Nov 4, 2019
Marvin “Bad News” Barnes was considered a future Hall of Fame
basketball player before he even graduated from college. A
standout at Providence (averaging 20.7 points and 17.9 rebounds a
game, and leading the Friars to the NCAA Final Four in 1973),
Barnes was a consensus 1974 All-American with the world at his
fingertips.
Although Barnes enjoyed two flamboyantly successful years in the
American Basketball Association with the colorful Spirits of St.
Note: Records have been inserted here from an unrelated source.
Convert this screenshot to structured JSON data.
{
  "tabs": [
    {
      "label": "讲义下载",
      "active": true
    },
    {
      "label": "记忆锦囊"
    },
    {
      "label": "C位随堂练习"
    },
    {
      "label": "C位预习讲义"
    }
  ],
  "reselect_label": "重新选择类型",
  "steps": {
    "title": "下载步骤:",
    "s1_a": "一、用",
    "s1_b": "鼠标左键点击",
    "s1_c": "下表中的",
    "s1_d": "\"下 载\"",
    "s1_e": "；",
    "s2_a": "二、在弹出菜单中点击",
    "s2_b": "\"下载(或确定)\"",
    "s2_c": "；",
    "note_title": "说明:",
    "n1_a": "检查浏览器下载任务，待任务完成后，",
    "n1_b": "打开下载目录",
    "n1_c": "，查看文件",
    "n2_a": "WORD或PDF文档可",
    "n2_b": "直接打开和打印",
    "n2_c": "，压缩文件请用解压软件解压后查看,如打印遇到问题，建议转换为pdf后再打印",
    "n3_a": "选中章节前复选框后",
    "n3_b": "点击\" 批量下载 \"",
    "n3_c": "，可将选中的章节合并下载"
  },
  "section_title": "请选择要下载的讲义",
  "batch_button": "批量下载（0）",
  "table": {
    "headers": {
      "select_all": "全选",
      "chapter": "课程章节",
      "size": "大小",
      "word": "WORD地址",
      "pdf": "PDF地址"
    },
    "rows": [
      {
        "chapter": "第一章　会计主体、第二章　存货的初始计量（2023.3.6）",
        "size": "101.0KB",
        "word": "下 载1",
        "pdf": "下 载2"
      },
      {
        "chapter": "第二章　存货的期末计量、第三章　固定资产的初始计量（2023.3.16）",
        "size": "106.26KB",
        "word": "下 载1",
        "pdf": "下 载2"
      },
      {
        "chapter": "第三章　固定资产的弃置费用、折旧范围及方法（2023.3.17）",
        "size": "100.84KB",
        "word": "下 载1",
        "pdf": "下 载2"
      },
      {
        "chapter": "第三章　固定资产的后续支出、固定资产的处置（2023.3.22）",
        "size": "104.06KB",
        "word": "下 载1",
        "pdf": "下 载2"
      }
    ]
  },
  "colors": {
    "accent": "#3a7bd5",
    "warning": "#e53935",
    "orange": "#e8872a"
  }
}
Louis – where he won 1974-75 Rookie of the Year honors, as well as
All-Star accolades both seasons – his career quickly fizzled in the
post-merger NBA, where he wore out his welcome with the Detroit
Pistons, Buffalo Braves, Boston Celtics, and San Diego Clippers in
just four years. By 1980, Barnes’ unpredictable
idiosyncrasies – fueled by chronic drug and alcohol abuse – had
turned a can’t-miss pro basketball superstar into a prematurely
past-his-prime has-been.
Longtime Boston sportswriter Mike Carey ("Bad
News": The Turbulent Life of Marvin Barnes, Pro Basketball's
Original Renegade) joins this week’s show to delve into
the tragic story of a supremely gifted athlete whose
self-destructive nature took him from sure-fire basketball
greatness to a life of homeless panhandling, drug dealing and
pimping on the mean streets of East San Diego, and five years in
prison.
Even with seemingly limitless chances to turn things around, Barnes was repeatedly undone by predictable slides back into addiction and reckless behavior – ultimately succumbing to acute cocaine and heroin intoxication in 2014 at age 62.
The story of Marvin Barnes is one of squandered talent, met by tragically unconquerable inner demons.